Let not those who would judge her harshly forget that Julia, to an
impulsive and passionate nature, added a special and notable
disadvantage. She had been educated in a sphere alien from that in which
she now moved. A girl, brought up as Sir George's cousin and among her
equals, would have known him to be incapable of treachery as black as
this.

Such a girl, certified of his love, not only by his words and
looks but by her own self-respect and pride, would have shut her eyes to
the most pregnant facts and the most cogent inferences; and scorned all
her senses, one by one, rather than believe him guilty. She would have
felt, rightly or wrongly, that the thing was impossible; and would have
believed everything in the world, yes, everything, possible or
impossible--yet never that he had lied when he told her that he
loved her.

But Julia had been bred in a lower condition, not far removed from that
of the Pamela to whose good fortune she had humbly likened her own;
among people who regarded a Macaroni or a man of fashion as a wolf ever
seeking to devour.

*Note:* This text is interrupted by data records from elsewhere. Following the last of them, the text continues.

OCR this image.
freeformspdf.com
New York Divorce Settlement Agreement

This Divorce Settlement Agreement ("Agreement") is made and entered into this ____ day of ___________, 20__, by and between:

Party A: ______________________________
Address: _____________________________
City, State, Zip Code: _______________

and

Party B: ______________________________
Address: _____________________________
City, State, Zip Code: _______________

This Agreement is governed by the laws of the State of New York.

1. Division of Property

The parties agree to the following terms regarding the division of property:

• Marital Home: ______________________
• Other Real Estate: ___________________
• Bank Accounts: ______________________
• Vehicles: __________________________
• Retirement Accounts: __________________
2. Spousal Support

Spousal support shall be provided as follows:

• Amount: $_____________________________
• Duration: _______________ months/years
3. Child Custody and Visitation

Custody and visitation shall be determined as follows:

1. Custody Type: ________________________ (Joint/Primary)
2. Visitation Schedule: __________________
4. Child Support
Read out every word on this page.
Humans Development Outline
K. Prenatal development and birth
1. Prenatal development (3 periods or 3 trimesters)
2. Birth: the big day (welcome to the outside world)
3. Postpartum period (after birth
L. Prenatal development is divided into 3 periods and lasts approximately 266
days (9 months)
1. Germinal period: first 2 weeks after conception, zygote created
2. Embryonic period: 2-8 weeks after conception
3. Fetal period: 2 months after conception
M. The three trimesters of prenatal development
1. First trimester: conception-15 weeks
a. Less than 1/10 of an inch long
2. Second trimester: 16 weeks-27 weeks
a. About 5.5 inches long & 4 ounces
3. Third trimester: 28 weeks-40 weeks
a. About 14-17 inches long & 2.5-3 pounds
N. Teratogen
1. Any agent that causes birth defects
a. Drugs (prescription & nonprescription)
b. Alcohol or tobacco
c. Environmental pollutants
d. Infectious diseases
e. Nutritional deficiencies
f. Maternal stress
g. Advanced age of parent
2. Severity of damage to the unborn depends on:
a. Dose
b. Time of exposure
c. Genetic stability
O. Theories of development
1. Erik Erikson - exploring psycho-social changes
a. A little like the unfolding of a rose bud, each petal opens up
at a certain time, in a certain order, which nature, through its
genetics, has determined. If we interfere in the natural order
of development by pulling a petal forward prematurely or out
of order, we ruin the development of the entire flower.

To distrust a gentleman and repel his advances had
been one of the first lessons instilled into her opening mind; nor had
she more than emerged from childhood before she knew that a laced coat
forewent destruction, and held the wearer of it a cozener, who in
ninety-nine cases out of a hundred kept no faith with a woman beneath
him, but lived only to break hearts and bring grey hairs to the grave.